O dono da casa é um time popular fundado por trabalhadores do arsenal real (que fabricava armamentos para as Forças Armadas britânicas). Fundado ao sul do rio Tâmisa em 1886, o clube foi transplantado posteriormente para o norte de Londres. Naquele sábado de outono, eles receberiam o Fulham pelo primeiro turno do campeonato inglês.
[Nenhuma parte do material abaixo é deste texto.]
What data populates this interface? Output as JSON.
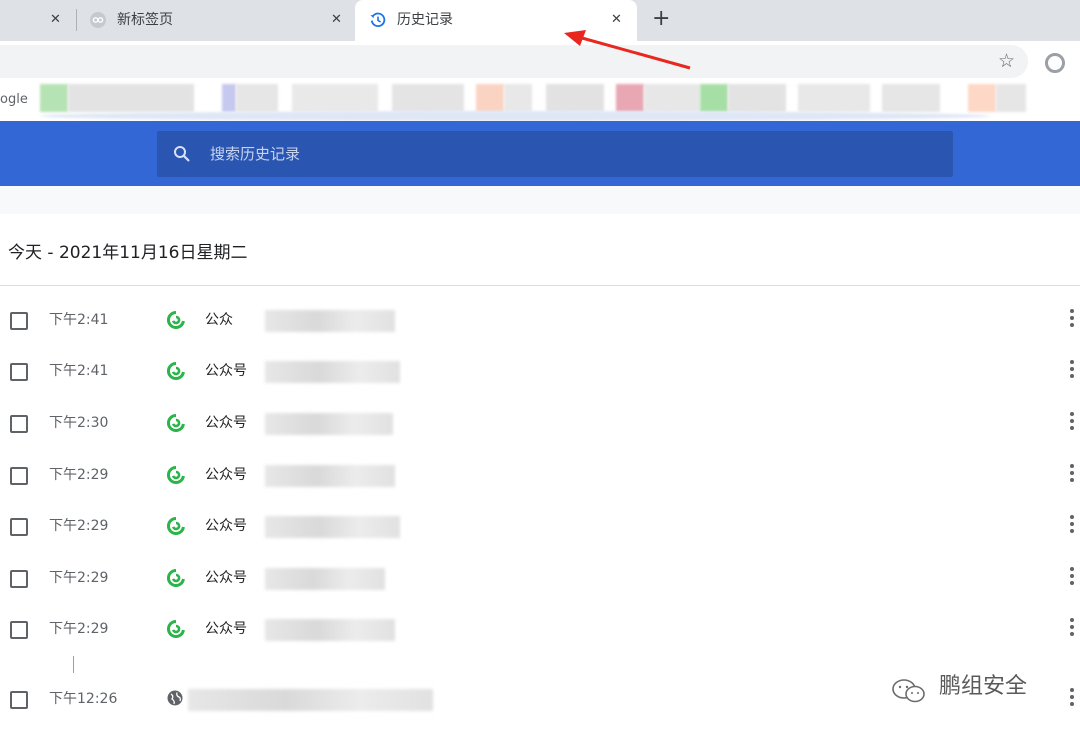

O adversário começou como um time dos devotos de uma igreja no bairro homônimo, área nobre e residencial da capital, em 1879. As diferenças de origem das equipes e perfil socioeconômico das torcidas tinham tradução no tom e no conteúdo dos gritos de cada lado durante o jogo.
“Seus mordomos sabem que vocês estão aqui?”, ironizava a torcida do Arsenal no início da partida, surpresa com a quantidade de simpatizantes do adversário. A resposta vinha logo, entre risadas: “Nós pagamos o seu seguro-desemprego!”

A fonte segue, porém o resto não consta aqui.